July 5, 2023  By Government of British Columbia

A new program will help British Columbia’s agricultural producers improve water management and water supply for crops and livestock, resulting in more agricultural production and strengthened food security.

“Access to water is crucial for food production and ensuring we have sustainable, resilient local food systems,” said Pam Alexis, minister of agriculture and food. “The Agricultural Water Infrastructure program will help B.C.’s agricultural communities adapt to climate-change effects, like the increased threat of drought, and help grow more food by supporting new and improved water storage and water-supply infrastructure.”

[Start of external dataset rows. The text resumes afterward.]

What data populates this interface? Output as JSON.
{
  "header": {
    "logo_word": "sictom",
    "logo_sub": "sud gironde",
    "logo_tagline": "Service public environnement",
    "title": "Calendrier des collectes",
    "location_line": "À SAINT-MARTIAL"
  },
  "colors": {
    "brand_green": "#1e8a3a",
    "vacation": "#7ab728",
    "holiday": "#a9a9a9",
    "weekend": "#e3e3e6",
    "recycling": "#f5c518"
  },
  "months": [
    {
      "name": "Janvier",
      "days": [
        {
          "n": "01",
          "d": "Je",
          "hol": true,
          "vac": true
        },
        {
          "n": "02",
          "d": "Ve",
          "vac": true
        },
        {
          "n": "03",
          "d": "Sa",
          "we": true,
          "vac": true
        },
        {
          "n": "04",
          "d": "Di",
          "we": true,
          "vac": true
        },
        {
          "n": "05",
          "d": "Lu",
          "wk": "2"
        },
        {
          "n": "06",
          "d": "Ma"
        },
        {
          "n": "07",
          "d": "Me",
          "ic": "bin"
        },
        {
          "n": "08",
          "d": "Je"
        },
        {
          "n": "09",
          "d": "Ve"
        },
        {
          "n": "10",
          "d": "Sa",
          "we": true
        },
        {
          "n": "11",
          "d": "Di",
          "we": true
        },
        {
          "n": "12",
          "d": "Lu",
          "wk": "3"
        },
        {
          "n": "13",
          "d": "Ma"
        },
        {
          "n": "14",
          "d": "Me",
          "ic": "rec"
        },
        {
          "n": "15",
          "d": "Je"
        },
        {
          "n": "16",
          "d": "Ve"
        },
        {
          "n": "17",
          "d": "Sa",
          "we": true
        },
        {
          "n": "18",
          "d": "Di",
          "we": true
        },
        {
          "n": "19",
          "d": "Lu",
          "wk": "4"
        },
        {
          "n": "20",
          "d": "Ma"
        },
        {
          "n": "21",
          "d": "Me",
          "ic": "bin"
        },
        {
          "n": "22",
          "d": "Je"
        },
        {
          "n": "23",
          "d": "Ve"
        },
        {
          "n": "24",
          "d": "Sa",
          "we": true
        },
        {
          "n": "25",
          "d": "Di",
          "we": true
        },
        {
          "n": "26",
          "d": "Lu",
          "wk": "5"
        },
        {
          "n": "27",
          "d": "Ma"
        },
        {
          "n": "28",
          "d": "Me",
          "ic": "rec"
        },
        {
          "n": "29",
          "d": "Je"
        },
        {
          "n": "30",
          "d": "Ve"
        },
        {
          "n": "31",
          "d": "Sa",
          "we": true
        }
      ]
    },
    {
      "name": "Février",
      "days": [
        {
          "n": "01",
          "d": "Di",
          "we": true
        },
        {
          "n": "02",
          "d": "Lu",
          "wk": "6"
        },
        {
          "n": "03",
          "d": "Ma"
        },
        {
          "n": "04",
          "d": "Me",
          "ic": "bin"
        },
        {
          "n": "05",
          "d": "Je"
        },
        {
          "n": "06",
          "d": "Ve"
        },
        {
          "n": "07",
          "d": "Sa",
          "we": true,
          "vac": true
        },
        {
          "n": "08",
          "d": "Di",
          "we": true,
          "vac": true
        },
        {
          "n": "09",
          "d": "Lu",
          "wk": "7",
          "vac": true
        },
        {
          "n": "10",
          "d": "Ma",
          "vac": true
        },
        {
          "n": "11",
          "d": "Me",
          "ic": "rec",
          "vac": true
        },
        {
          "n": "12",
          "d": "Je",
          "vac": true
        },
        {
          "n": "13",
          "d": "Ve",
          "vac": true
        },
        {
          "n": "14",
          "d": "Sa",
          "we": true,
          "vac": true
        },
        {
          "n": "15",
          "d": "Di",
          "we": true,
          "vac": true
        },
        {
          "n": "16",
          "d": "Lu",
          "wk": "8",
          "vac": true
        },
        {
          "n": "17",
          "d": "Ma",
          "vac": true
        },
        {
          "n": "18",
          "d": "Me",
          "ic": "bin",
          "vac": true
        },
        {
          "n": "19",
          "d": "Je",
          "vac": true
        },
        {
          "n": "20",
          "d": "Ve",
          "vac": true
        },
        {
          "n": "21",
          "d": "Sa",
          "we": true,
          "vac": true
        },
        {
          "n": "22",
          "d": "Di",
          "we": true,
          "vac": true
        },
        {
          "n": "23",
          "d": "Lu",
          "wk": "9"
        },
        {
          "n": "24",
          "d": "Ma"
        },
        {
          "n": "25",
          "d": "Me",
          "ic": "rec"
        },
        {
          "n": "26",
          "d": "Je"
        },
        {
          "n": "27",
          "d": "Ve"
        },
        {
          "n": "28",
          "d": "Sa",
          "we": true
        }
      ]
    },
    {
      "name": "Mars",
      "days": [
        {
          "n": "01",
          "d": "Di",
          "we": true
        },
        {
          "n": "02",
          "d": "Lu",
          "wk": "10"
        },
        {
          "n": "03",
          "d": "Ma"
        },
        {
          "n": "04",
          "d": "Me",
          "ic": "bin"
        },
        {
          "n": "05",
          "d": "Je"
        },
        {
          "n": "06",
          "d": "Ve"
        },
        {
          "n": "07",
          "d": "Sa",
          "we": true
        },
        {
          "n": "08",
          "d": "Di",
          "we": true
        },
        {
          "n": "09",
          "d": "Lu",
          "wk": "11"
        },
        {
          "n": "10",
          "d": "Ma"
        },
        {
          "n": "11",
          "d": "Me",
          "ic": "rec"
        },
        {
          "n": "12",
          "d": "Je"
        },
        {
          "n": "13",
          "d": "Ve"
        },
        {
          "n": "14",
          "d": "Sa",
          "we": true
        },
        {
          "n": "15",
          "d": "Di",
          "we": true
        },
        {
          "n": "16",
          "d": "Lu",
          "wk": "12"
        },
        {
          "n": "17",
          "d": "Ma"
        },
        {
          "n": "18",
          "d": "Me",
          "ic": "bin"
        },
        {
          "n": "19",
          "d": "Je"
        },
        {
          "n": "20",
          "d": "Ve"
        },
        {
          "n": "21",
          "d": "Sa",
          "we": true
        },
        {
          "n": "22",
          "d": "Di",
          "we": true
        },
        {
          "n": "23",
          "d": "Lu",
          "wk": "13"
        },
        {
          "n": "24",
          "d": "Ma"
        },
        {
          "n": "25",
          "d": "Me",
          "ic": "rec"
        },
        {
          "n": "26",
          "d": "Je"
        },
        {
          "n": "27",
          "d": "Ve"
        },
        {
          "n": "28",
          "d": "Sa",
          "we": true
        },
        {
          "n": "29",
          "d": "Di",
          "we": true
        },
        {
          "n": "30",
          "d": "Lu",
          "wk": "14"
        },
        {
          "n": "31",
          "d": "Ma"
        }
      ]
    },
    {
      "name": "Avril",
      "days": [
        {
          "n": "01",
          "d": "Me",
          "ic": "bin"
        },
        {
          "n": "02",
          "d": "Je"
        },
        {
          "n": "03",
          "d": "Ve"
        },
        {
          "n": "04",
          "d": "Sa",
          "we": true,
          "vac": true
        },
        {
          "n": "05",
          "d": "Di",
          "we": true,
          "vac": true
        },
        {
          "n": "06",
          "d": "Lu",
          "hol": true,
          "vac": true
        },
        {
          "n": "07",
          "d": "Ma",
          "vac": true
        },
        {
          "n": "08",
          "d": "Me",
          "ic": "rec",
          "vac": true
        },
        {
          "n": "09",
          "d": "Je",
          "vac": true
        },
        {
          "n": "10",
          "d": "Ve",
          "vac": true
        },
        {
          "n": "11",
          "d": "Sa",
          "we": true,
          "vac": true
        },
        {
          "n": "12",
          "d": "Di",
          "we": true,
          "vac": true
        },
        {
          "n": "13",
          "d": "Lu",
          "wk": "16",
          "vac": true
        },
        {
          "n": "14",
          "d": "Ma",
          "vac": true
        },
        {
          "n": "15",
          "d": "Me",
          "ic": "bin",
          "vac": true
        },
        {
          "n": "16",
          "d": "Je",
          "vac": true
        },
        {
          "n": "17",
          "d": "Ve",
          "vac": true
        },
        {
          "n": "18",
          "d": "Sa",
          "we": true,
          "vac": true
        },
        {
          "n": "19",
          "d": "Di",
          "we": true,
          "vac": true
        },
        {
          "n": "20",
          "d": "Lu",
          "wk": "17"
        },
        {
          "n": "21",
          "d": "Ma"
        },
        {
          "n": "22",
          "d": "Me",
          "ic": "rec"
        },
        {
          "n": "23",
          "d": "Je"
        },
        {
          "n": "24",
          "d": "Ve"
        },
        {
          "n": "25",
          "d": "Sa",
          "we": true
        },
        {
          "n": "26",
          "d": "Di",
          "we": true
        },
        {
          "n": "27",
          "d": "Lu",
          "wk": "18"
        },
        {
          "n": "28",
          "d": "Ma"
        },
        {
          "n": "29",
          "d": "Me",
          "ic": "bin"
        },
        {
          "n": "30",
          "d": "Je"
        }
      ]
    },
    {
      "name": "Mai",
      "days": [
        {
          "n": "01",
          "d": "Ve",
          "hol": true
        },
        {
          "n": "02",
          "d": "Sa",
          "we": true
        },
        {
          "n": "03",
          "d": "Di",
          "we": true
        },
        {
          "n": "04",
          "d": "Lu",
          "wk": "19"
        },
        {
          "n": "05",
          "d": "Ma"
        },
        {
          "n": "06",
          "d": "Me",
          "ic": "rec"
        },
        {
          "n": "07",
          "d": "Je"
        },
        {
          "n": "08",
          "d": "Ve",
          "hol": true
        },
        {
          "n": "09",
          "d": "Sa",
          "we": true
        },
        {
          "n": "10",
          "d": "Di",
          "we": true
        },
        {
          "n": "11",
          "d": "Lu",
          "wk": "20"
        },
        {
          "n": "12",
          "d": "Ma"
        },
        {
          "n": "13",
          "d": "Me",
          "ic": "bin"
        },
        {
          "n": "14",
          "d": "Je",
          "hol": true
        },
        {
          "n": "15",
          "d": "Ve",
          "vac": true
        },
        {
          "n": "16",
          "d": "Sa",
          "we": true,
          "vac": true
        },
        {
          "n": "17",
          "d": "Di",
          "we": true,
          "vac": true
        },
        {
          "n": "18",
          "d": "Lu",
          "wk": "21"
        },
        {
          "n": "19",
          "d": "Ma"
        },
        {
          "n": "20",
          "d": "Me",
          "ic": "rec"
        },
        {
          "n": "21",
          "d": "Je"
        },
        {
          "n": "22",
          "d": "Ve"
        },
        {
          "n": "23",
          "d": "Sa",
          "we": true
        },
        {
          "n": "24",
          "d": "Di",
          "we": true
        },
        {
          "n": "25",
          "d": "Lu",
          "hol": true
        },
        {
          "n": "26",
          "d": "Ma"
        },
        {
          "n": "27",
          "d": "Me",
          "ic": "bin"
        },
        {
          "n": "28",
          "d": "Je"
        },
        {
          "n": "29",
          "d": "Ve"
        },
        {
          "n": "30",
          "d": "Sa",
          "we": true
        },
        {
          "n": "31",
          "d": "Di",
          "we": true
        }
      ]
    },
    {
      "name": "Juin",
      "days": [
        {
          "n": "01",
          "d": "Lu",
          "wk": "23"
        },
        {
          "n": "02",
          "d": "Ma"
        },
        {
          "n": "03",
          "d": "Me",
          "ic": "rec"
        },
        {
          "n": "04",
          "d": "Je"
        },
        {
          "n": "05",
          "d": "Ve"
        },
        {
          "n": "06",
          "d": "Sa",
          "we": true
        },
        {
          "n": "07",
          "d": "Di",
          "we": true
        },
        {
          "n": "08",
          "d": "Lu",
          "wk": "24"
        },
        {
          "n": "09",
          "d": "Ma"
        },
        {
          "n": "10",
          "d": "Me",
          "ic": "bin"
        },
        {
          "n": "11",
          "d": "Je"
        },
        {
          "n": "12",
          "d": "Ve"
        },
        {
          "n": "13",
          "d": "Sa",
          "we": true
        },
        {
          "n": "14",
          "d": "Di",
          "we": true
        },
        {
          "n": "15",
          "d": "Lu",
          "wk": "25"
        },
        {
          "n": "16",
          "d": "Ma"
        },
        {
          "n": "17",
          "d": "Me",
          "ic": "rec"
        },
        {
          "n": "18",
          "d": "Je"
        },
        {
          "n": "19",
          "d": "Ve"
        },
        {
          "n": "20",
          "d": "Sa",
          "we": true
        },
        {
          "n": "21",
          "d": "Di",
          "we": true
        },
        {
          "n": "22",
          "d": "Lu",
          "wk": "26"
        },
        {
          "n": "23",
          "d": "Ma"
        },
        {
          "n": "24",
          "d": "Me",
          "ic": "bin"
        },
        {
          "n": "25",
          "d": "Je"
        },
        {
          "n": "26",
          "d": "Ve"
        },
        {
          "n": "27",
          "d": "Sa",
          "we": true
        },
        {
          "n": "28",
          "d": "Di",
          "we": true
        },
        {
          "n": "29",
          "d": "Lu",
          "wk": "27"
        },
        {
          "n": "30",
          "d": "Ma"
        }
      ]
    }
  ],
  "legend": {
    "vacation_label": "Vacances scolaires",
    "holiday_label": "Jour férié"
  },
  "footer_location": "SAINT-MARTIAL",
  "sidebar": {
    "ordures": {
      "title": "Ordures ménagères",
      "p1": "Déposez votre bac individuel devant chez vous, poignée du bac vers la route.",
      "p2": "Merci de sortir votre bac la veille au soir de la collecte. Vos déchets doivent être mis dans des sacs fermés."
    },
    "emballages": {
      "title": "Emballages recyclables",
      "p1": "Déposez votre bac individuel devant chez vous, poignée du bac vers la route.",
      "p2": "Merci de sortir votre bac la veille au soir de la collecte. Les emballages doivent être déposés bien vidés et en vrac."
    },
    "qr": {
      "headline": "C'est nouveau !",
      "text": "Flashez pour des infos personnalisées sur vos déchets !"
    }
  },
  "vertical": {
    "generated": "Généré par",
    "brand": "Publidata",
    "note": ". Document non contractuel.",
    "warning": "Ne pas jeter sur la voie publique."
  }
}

The program will support more efficient water management, including the use of leading-edge technology in water-scarce and drought-prone areas, so available water can be maximized for agricultural uses, such as irrigation and livestock watering. Support for additional water infrastructure will also be considered if there is high potential for farmland expansion or if the increase in water supply will lead to more agricultural production.


“Water is essential to agricultural production. However, in recent years, multiple regions of British Columbia have experienced adverse climate events that placed considerable stress on supplies of safe, reliable water for farmers at the most critical time of the growing season,” said Jennifer Woike, president, B.C. Agriculture Council. “Farmers and ranchers are leaders in the efficient management of water resources, and the Agricultural Water Infrastructure program is an important investment in that leadership role.”

The $20-million Agricultural Water Infrastructure program will be open to B.C. farmers, ranchers and agricultural producers as well as Indigenous communities, Indigenous producers, irrigation and improvement districts, local governments, and agricultural and conservation groups.

The program will be administered by the Investment Agriculture Foundation of B.C. (IAF).

“The tree-fruit industry began with the pioneers diverting water from the nearby hills, and we continue to rely on this precious resource,” said Sukhpaul Bal, farmer and president, B.C. Cherry Association. “The cherry industry continues to see strong growth, and developing irrigation infrastructure is going to be key to match the needs of expanding acreage.”